- Court: High Court of New Zealand
- Full case name: Haines House Haulage Company Limited v Gamble
- Decided: 1989
- Citation: [1989] 3 NZLR 221

Court membership
- Judge sitting: Barker J

Keywords
- accord and satisfaction

= Haines House Haulage Co Ltd v Gamble =

Haines House Haulage Co Ltd v Gamble [1989] 3 NZLR 221 is an often cited case in New Zealand, where a creditor banked a cheque tendered as "full and final settlement" of an account and was later unsuccessful at claiming the balance from the debtor. Its legal significance is that where a creditor banks a debtors cheque for a lesser amount and wants to still claim the balance from the debtor, they must notify the debtor within 10 days that the banked cheque was not accepted as full settlement.

== Background ==
Haines House Haulage sold and moved a house to Matamata on behalf of Gamble. However, when it came time to pay the resulting invoice charged of $2,811.09, Gamble disputed the amount owed. Lengthy correspondence was subsequently exchanged between the two parties culminating in Gamble sending a letter to Haines with a cheque attached for only $672.18, with the letter clearly stating the cheque was being tendered on a full and final basis only, as well as their calculations for this amount tendered.
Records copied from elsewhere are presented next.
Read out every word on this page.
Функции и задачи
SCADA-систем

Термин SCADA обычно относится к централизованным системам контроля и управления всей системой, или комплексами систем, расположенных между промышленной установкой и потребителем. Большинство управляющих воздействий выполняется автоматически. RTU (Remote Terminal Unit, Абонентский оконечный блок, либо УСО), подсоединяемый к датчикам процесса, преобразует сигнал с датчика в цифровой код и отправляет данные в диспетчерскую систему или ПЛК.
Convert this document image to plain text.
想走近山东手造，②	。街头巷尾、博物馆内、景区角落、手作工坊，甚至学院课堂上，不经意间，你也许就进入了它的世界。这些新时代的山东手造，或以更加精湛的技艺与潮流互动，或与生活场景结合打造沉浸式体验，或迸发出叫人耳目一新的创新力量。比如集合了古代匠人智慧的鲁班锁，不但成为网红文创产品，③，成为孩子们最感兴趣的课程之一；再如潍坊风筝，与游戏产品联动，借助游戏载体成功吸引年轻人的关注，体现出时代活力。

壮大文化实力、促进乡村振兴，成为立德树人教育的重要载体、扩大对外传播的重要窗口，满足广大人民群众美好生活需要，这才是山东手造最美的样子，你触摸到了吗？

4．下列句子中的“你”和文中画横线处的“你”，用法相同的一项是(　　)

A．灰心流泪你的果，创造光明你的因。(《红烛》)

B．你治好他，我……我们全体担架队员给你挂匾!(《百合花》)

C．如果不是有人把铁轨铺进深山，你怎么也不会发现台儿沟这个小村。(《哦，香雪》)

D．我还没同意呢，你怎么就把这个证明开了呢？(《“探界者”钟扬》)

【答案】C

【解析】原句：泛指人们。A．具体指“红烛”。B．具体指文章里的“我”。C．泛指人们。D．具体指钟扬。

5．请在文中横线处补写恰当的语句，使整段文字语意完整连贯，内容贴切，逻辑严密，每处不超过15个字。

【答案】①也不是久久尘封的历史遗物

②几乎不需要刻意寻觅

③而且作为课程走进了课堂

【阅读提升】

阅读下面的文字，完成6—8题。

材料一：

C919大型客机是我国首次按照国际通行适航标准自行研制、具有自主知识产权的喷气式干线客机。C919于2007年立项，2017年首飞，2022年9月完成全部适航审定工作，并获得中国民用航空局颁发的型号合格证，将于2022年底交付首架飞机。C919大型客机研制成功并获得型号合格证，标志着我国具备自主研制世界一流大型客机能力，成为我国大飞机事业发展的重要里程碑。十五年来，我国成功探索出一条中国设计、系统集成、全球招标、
Haines director received the letter and banked the cheque, but did not accept it as full settlement of the account, and subsequently demanded that Gamble pay the remaining balance of $2,138.91. Haines waited 10 days before they informed Gamble that the cheque was not accepted as full settlement, and the remaining balance was still owed as far as they were concerned.

Gamble of course argued that the banking of the cheque was accord and satisfaction for the account and denied any liability for the remaining balance. Haines ultimately sued Gamble for the balance.

== Held ==
The High Court of New Zealand ruled that as the debtor had not heard from the creditor for 10 days after they banked the cheque, that Gamble were entitled to believe that the cheque had been accepted as full settlement, and so accord and satisfaction applied here.

Barker J said
...it seems that there is some onus on a creditor wishing to escape the consequences of the general rule that an inference is to be drawn from the banking of the cheque in favour of the debtor; the creditor should very promptly indicate its dissent from the basis on which the cheque was sent.

Footnote: In a subsequent case, Hutt City Council v New Zealand Railways Corp (1997) 6 NZBLC 102, 320, the court made a similar decision where the Council banked a similar cheque and took 10 days to notify the debtor of its dissent.